Mammendorf:Erinnerung an Bahnarbeiter

Lesezeit: 2 min

Historischer Verein blickt ohne Beschönigung auf Jubiläum

Von Peter Bierl, Mammendorf

Jubiläen werden im Regelfall ohne kritische Fußnote gefeiert, zumal wenn es sich um technische oder wirtschaftliche Leistungen handelt. Zu den rühmlichen Ausnahmen zählte die Veranstaltung des Historischen Vereins zum 175. Jahrestag der Eröffnung der Bahnlinie München - Augsburg. "Wir wollen an das Schicksal der etwa 6000 unbekannten Menschen erinnern, die die Strecke gebaut haben", erklärte die Vereinsvorsitzende Anna Ulrike Bergheim den mehr als 120 Gästen, die zum Festvortrag gekommen waren.

Jeweils 800 bis 1600 Arbeiter waren beim Bau der einzelnen Abschnitte eingesetzt. Kreisheimatpfleger Toni Drexler rechnete vor, dass deren Tageslohn 40 Kreuzer betrug, Frauen bekamen weniger. Zum Leben reichte das kaum. Die Arbeiter waren in Baracken regelrecht kaserniert und mussten zwölf bis 13 Stunden schuften. Maschinen gab es nicht, die Strecke wurde mit Schaufel, Spaten, Pickel und Schubkarre gebaut. Es gab Unfälle, für die der Verantwortliche, eine private Aktiengesellschaft, selten auch nur einen Kreuzer herausrückte.

Fünf Jahre später begann der Torfabbau im Haspelmoor, bei dem von Mai bis September ebenfalls 1000 bis 1600 Menschen eingesetzt waren. Dabei handelte es sich überwiegend um Tagelöhner aus den Elendsregionen Bayerns. Drexler verglich die Zahl dieser Saisonarbeiter, die in den Dörfern ringsum hausten, in denen damals nur etwa 150 bis 200 Einwohner lebten, mit dem vergleichsweise bescheidenen Anteil von Flüchtlingen heute.

Der Lohn der Torfstecher war so gering, dass manche Gras vom Bahndamm rupften und kochten. Sie wurden "viehisch gehalten" in Ställen und Heuschobern, sagte Drexler. Sobald das Wetter schlecht wurde, ruhte die Arbeit, es gab keinen Lohn. Manche Torfstecher verlegten sich aufs Betteln und Stehlen, was die Probleme zwischen Einheimischen und Arbeitsmigranten verschärfte.

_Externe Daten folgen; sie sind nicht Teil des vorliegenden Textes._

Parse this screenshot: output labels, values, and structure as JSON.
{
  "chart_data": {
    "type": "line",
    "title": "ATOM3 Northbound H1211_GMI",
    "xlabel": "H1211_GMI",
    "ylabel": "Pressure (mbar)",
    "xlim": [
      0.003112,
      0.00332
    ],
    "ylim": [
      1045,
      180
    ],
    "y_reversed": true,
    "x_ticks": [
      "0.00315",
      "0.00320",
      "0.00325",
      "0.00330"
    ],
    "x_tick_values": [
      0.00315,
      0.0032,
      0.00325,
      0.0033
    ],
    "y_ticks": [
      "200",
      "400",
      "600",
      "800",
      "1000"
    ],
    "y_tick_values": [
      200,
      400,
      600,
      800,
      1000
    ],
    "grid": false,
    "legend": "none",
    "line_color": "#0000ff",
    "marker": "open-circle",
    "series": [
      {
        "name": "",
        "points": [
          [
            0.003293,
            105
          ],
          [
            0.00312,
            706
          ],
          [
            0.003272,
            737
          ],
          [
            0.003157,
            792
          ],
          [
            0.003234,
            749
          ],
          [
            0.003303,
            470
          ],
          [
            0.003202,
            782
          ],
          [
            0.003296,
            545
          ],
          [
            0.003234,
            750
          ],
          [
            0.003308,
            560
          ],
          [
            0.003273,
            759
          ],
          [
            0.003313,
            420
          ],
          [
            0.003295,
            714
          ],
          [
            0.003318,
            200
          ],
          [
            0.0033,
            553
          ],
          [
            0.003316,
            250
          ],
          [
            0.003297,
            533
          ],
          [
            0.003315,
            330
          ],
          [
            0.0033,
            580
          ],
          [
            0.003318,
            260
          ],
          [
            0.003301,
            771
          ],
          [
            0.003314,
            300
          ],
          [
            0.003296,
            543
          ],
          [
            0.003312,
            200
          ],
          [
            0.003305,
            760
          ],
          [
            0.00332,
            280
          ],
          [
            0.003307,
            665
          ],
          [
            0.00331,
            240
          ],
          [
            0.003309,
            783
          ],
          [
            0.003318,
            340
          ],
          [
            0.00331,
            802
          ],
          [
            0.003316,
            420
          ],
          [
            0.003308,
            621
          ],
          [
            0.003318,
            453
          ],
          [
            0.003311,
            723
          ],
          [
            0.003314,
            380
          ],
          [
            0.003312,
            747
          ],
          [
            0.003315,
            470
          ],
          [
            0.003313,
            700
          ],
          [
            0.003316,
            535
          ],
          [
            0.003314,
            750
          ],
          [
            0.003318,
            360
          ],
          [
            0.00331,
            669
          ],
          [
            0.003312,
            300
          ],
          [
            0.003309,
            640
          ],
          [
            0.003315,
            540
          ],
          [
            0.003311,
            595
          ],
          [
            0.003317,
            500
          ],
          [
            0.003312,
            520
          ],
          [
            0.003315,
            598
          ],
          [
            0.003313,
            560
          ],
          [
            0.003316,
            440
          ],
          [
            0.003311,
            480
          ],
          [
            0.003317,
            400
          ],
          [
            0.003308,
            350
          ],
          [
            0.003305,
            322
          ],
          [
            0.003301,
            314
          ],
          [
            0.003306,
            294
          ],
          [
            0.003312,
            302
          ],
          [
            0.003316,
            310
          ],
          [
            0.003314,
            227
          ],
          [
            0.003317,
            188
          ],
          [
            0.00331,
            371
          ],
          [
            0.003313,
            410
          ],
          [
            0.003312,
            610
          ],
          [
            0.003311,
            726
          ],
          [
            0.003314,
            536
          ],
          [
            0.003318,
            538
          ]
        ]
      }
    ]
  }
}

Gemeinsam erklärten Bergheim und Drexler die einzelnen Aspekte des Eisenbahnbaus, der eine neue Ära einleitete. König Ludwig I. stand dem Stahlross sehr skeptisch gegenüber. Er verfasste sogar ein Gedicht, über die Erde, die in Rauch aufgehen werde, und die Gefahr von Aufruhr und Umsturz. Der Monarch favorisierte die bekannte Technik des Kanalbaus. Eine alte Karte zeigt die Skizze eines Kanals, der von Schleißheim über Dachau, Mammendorf, Nassenhausen, Althegnenberg und Mering zum Lech führen sollte. Das Projekt wurde begraben, weil die Eisenbahn einfach besser war.

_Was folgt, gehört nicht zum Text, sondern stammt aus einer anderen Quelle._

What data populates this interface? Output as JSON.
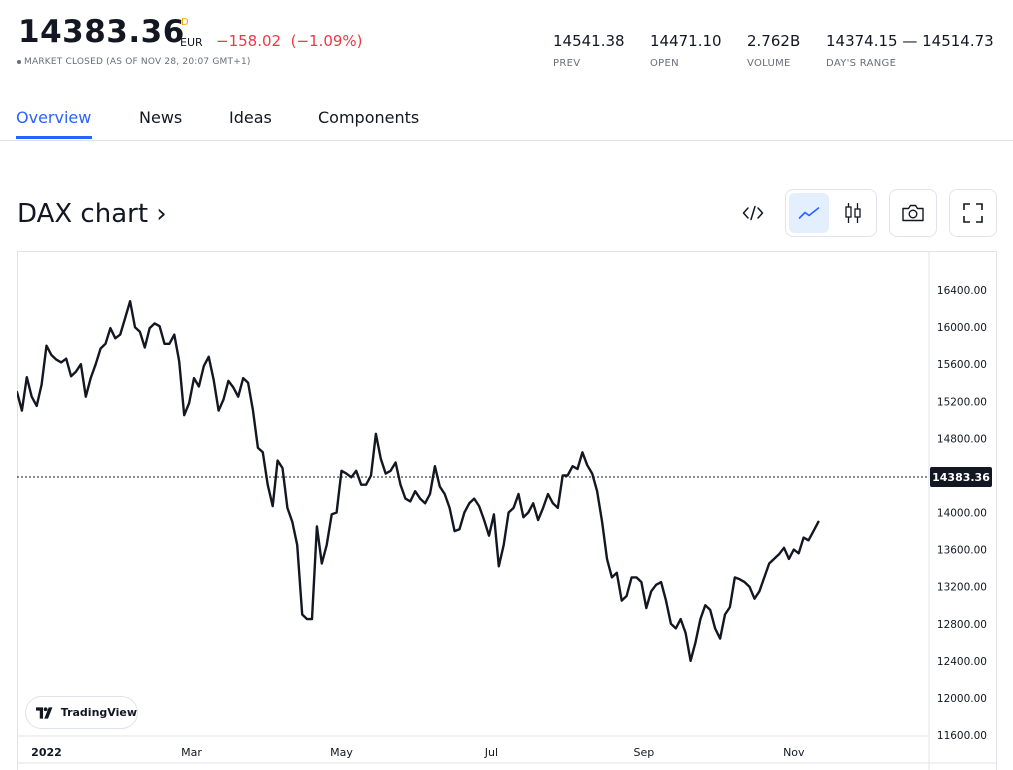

Während die Regierung desinteressiert war, hatten die Militärs schon begriffen, welche Vorteile sich boten. Sie verlangten von den Bauherren, dass die Bahn so ausgelegt sein musste, dass sie Kriegsmaterial transportieren kann. Weniger begeistert waren die Dachauer Gewerbetreibenden und Hausbesitzer, die um den Handel und den Wert ihrer Grundstücke bangten. Auch der Brucker Posthalter verlor Geschäftsanteile. Bereits in den 1850er-Jahren folgte der zweigleisige Ausbau. Die Dörfer begannen zu wachsen. Schon in den 1890er-Jahren wurde der Vorortverkehr eingeführt. "Vor über hundert Jahren waren die meisten Einwohner entlang der Strecke Pendler, die in München arbeiteten", so Bergheim. In die Gegenrichtung fuhren Sonntags die Ausflügler. Bis zu 15 000 Menschen besuchten in den 1920er-Jahren die Amperauen bei Olching.

Die Vorsitzende skizzierte die weitere Entwicklung von der Elektrifizierung 1927 über die Einführung der S-Bahn bis zum viergleisigen Ausbau. Bergheim erinnerte daran, dass Bahn AG und Regierung einen Regionalverkehr im Stundentakt versprachen, wenn schon der ICE bloß durchrauscht. "Darauf warten wir immer noch", betonte sie. Heute gibt es keine Verbindung mehr zwischen München und Augsburg, in die die Bewohner der Landkreis-Kommunen direkt einsteigen können. Die Situation ist wie vor 175 Jahren, vor dem Bau der Bahnlinie, rügte Bergheim.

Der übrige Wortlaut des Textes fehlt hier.